'Diafragma da Teoria':
Não linearidade como uma segunda regra (não exceção)
"Causas não precedem efeitos: co-emergem em redes de força".
-Santidarko
Em sistemas quânticos entrelaçados (como no experimento de Alain Aspect), a causalidade é substituída por correlação não local : Partículas gêmeas reagem simultaneamente, sem mediação temporal.
O tempo não é uma linha, mas uma teia de eventos interdependentes; Um gesto no presente (ex:cortar uma árvore) 'não causa' um efeito futuro primordial, mas reconfigura todo o campo relacional (solo, clima, 'comunidades invisíveis' do solo), agora em curso a outros eventos não lineares.
Mediação dos Invisíveis:
"Agentes não humanos também são co-criadores de causalidades".
-Santidarko
Metáfora técnica: Como partículas em superposição,que 'colapsam' apenas quando observadas; a causalidade-alternada somente se manifesta quando interferida em certos pontos de seu curso.

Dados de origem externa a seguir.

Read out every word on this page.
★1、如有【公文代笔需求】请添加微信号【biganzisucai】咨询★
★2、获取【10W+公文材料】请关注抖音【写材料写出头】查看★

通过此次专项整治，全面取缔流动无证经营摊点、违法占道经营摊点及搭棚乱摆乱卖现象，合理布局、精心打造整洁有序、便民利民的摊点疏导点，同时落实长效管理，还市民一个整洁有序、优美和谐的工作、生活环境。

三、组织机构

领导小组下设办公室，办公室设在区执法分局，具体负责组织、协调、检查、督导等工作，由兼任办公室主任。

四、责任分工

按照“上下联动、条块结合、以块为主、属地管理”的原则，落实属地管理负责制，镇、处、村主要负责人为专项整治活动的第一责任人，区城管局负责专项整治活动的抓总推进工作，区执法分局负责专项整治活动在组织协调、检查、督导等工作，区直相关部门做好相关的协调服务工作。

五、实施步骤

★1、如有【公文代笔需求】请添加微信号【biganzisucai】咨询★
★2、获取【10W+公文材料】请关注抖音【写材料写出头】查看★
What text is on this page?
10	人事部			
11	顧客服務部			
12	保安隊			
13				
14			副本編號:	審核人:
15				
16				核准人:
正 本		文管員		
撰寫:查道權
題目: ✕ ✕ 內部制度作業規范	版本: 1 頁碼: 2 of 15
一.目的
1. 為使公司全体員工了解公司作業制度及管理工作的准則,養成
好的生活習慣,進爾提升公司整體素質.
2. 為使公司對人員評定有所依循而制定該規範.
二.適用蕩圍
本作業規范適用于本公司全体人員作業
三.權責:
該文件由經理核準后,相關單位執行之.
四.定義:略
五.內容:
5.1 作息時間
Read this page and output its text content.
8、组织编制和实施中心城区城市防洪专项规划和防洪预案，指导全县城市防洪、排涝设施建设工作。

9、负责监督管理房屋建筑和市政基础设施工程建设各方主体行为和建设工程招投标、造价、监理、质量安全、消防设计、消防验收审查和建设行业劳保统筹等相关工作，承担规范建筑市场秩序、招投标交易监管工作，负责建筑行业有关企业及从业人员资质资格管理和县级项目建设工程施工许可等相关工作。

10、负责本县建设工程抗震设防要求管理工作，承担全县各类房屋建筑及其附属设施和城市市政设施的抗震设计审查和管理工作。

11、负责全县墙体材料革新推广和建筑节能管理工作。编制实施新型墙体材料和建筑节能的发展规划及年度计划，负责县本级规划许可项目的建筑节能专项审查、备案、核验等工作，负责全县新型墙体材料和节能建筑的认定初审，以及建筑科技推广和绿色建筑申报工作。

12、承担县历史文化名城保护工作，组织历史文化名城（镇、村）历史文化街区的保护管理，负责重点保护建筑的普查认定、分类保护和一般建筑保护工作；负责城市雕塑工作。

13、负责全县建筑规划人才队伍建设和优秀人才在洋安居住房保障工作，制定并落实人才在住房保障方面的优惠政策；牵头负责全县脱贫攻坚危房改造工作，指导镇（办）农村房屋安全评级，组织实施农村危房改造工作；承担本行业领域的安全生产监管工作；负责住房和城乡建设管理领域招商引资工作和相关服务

>Resultante: Eventos são ritmos de ressonância 'nesta rede'.
Parece tão óbvio: primeiro vem a causa, depois o efeito. Aperto o interruptor (causa), a luz acende (efeito). Jogo a semente na terra (causa), a planta cresce (efeito). Nossa mente adora essa linearidade, essa sensação de controle e previsibilidade. Mas e se essa visão estiver profundamente incompleta? E se causas e efeitos não fossem eventos separados em uma fila, mas sim co-emergissem, entrelaçados, dentro de redes complexas?
A ideia de que 'causas não precedem efeitos': co-emergem em redes, dá um nó na cabeça, mas faz sentido quando olhamos para sistemas complexos.

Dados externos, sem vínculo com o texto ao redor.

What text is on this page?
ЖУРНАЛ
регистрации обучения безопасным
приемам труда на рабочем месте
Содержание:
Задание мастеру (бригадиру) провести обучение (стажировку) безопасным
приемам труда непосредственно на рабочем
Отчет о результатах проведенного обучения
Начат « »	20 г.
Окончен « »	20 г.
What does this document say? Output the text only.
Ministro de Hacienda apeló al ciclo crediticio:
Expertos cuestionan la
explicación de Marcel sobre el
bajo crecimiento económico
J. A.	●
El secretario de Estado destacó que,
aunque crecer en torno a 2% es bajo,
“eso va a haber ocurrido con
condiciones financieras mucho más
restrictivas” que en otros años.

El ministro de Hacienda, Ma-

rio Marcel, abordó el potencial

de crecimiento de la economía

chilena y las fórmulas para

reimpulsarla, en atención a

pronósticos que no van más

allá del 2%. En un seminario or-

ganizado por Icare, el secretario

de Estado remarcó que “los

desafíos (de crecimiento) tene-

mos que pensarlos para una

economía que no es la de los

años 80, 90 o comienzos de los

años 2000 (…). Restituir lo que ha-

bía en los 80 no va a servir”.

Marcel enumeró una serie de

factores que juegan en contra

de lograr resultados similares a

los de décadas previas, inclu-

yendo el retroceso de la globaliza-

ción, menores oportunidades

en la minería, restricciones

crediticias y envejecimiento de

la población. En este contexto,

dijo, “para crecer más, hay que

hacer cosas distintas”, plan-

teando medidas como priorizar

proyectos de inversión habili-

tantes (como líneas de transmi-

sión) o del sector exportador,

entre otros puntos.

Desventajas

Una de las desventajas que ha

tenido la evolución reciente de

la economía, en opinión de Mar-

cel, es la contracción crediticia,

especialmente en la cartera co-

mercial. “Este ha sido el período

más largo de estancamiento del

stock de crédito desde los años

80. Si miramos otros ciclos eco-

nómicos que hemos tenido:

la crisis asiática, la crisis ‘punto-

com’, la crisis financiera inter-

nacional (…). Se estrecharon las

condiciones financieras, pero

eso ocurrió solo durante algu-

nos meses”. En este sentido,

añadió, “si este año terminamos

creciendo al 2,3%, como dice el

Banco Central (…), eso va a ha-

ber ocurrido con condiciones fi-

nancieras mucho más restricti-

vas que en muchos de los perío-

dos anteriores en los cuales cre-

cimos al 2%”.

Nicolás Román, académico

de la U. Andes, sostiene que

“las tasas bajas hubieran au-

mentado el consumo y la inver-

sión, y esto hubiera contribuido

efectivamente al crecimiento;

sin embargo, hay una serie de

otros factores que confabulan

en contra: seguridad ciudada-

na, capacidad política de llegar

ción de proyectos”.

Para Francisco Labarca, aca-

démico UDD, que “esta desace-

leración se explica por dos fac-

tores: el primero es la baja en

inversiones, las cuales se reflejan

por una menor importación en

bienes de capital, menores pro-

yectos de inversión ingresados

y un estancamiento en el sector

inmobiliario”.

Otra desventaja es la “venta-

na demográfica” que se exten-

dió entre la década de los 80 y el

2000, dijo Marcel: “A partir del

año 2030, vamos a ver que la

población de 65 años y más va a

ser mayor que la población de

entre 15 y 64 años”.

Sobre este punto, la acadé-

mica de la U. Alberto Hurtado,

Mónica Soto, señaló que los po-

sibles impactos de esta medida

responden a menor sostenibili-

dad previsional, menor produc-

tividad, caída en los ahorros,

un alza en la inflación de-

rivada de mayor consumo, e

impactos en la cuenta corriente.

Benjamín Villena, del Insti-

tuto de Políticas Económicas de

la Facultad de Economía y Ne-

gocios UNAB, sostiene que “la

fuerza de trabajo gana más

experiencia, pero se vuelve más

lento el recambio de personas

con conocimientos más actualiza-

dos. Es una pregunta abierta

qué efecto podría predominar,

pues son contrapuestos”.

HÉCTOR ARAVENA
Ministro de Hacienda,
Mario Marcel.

Imagine uma discussão acalorada entre duas pessoas. Quem começou? Foi o comentário sarcástico de A, ou a expressão facial fechada de B que veio antes? Na verdade, a tensão surgiu da interação...entre ambos, do contexto, do histórico, do tom de voz que ecoou mal.
A causa da briga não é um ponto isolado; é o próprio padrão dinâmico da rede de comunicação entre eles naquele momento. Ação e reação se retroalimentam instantaneamente, co-emergindo da relação.
Olhe para o corpo humano. Você sente medo (efeito) e seu coração acelera (causa do aumento de adrenalina?), mas a aceleração do coração também faz parte da sensação do medo.
O que veio primeiro? A emoção ou a resposta fisiológica?
Eles surgem juntos, como aspectos inseparáveis de um único processo neurofisiológico dentro da rede complexa do organismo.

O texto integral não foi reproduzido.